Personalization. All content meant for a human addressee is highly personalized, taking into consideration tone of the language, stylistics, professional occupation and position, dialectical nuances, personal interests, and so on.
Emotionality. The model can put some emotional value — the feeling of urgency, curiosity, or greed — to manipulate a target into performing a certain action.

However, fraudulent messages can be detected through a common indicator: they always incite the addressee to fulfil a specific action urgently, such as clicking a link or transferring a sum of money. By instilling an urgent tone, the fraudster can bypass the usual critical thinking the victim might usually apply to such situations and trick them into acting.

DarkBART

DarkBART is the third Large Language Model (LLM) designed for nefarious purposes. Supposedly, it’s still in development, as it doesn’t seem available at the moment. It derives its name from Google Bard — a generative chatbot based on LaMDA — and is promised to be compatible with Google Lens. It means that the newer iteration of malicious GenAI will be able to integrate images into its content.

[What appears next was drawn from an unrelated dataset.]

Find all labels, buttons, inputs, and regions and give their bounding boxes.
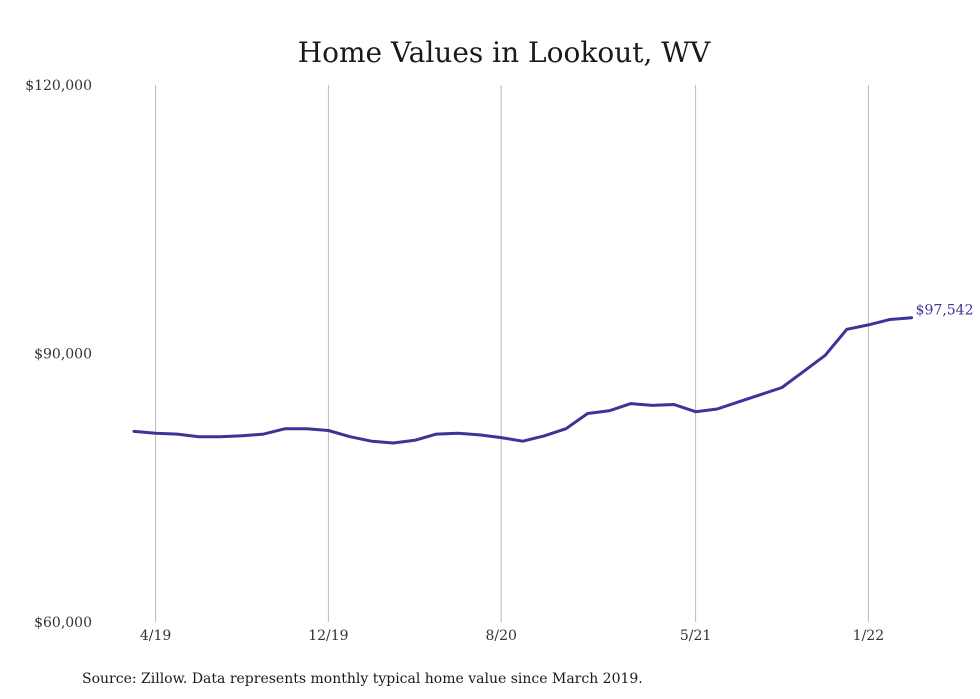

DarkBART should not be mistaken with DarkBERT — a completely different model designed for tackling cybercrime through discovering new scam techniques early on. However, DarkBART’s author claimed that they have access to DarkBERT, which can be obtained through a specialized academic email only.

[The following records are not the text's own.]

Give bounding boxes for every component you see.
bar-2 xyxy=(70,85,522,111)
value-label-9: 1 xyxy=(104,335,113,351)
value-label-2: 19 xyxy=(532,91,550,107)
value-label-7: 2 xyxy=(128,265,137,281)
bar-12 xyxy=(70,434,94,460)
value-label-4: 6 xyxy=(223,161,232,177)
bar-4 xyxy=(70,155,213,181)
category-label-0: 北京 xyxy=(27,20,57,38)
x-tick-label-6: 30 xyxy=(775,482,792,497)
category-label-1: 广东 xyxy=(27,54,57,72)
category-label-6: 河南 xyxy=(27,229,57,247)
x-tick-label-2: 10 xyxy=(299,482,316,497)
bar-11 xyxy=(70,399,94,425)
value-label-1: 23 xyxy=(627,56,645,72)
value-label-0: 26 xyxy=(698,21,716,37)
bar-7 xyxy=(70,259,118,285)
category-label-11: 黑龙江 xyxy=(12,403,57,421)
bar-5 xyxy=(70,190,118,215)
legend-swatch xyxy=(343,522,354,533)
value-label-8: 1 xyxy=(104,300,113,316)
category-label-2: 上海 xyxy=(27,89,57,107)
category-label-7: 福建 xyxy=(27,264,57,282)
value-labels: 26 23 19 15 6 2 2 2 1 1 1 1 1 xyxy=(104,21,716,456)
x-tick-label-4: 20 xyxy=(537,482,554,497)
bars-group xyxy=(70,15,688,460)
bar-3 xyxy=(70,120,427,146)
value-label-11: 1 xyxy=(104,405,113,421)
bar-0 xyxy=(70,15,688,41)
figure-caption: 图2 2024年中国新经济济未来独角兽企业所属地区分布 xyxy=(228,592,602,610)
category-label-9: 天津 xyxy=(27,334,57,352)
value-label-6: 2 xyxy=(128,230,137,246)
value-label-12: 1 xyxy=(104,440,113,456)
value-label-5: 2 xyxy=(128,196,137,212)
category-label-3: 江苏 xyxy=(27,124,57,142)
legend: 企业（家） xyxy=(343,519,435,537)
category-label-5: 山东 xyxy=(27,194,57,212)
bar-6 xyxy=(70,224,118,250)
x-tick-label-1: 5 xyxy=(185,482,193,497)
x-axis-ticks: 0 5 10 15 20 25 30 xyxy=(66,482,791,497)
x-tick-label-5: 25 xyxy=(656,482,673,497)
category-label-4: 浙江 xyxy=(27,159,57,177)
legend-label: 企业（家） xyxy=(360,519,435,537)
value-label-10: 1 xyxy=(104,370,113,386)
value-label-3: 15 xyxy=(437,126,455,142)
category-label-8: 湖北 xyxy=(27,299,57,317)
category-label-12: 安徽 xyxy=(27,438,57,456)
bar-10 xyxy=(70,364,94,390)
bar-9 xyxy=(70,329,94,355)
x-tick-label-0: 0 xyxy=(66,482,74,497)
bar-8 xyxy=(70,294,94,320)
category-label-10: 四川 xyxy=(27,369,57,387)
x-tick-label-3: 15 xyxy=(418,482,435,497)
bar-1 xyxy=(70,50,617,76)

An academic email can be easily bought for cybercrime purposes

Countermeasures

One of the dark web threads detected by DarkBERT

Apart from using AI text detectors, such as OpenAI Text Classifier and GPTZero, it is also important to raise awareness regarding GenAI attacks. This includes providing training and guidelines to both corporate staff and public servants, which explain how unknown emails or other text messages should be approached. In the long run, it will help mitigate the scam jeopardy.

Another anti-spoofing measure is employing email verification techniques. These can involve paying attention to lexical content of the unknown email, scanning it for such keywords as “urgent”, “money transfer”, “payment”, and so on. It’s also important to scrutinize the email address of the sender, IP-related data, etc.

A promising solution on fighting against cybercrime in general is the DarkBERT model. It’s partly based on RoBERTa, which serves as a base initialization model.

Trained on public dark web datasets DUTA and CoDa, DarkBERT can scan multiple darknet forums — something that requires a lot of time and effort if done manually. As a result, DarkBERT can outperform malicious actors by detecting the newest fraud techniques and reporting them to security specialists.